“The desire to create, to write, to fulfil [sic] our artistic dreams is a powerful human need. Yet the number of people who make a living solely by their pen is actually quite small. What does that mean for the rest of us, the self-described writing geeks, who are passionate about writing and who still want to sustain successful literary lives?” asks the back cover of Stephanie Vanderslice’s The Geek’s Guide to the Writing Life.

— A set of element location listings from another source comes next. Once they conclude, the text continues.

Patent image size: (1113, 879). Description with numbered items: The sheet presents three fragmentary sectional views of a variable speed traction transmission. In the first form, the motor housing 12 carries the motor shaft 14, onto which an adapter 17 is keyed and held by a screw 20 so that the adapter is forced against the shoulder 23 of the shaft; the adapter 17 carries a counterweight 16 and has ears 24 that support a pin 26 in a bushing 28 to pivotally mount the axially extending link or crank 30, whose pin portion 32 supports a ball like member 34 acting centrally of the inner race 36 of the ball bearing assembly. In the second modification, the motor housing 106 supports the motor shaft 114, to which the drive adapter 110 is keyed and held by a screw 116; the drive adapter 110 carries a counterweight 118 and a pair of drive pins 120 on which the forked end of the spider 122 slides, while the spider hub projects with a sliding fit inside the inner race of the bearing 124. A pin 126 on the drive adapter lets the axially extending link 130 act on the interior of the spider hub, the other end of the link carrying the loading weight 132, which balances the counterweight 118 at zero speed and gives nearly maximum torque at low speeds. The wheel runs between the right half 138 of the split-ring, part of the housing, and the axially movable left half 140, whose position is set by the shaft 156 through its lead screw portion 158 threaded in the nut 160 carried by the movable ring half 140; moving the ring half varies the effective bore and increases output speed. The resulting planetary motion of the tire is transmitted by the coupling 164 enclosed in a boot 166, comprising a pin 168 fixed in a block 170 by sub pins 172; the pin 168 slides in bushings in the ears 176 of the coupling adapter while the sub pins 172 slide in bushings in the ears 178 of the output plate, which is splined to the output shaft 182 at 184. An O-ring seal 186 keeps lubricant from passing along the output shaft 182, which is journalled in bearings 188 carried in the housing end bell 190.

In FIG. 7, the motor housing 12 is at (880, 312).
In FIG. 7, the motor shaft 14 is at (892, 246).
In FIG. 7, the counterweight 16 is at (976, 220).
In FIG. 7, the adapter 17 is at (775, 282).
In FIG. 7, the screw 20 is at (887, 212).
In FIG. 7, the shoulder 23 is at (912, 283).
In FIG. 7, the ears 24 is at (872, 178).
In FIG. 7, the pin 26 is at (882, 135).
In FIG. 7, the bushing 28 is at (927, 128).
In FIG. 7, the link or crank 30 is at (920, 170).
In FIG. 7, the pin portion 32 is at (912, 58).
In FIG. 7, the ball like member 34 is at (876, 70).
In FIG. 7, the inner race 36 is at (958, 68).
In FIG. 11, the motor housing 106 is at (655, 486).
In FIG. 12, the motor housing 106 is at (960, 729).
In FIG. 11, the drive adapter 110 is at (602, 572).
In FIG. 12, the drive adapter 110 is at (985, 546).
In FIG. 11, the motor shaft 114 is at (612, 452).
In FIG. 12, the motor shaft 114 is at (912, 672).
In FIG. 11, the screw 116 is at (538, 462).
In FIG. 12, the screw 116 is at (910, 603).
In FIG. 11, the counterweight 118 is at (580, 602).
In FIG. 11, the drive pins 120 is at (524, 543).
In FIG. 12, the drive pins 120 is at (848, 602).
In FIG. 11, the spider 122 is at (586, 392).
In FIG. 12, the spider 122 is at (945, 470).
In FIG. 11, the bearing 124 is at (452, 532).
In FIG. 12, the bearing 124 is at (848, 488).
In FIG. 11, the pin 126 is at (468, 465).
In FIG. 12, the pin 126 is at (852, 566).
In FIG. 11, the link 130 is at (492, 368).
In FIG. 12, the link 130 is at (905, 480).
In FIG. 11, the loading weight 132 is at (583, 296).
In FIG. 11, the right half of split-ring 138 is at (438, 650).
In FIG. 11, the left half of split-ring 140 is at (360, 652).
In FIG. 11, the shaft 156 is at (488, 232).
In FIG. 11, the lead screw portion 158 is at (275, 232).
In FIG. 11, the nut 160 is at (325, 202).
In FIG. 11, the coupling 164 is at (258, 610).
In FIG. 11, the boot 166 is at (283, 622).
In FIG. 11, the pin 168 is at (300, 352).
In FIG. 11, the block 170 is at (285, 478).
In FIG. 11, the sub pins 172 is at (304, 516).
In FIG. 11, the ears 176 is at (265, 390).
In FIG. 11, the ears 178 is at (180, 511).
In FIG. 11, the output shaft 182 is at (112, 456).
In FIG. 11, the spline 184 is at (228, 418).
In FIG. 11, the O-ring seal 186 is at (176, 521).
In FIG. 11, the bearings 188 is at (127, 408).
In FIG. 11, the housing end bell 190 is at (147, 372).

Vanderslice, director of the University of Central Arkansas’ Arkansas Writer’s MFA workshop, is completely open about her “writing geek” status in The Geek’s Guide. “Literally or metaphorically, I’ve never sat at the cool kids’ table in the cafeteria – whether in high school or the literary world – in my life. I wouldn’t even know what to do or say there if I had. I’m ok with this reality.” she says. “Face it, the cool kids’ table just isn’t that big.”
With refreshing and disarming honesty, Vanderslice encourages her fellow non-cool writers while delivering cut-to-the-chase advice. “You don’t really have to be cool to be a writer,” Vanderslice writes. “Lean in here and I’ll tell you the secret, something you’ll read over and over again in this book: Leading a writing life is more about doing the writing than anything else. Doing the writing when no one else really cares about what you’re doing, because – lean back in, I wasn’t finished – they don’t.”
The book contains short, incessantly readable chapters with titles like “Doing the work (and, sometimes, not doing the work),” “Making a living: Careers that support the writing life,” and “Making the show: They said ‘No.’ Now what? Or, they said ‘Yes.’ Now what?” Vanderslice also covers platform building, options for pursuing a writing education, and both traditional and non-traditional book publishing.
“Writing can be a lonely craft but Stephanie Vanderslice inspires, informs, and motivates with warmth,” praises Julia Fierro, author of The Gypsy Moth Summer.
“This is a deeply generous book, brimming with sustenance, practicality, and honest, hard-earned hopefulness,” echoes Julianna Baggott, author of the Pure series.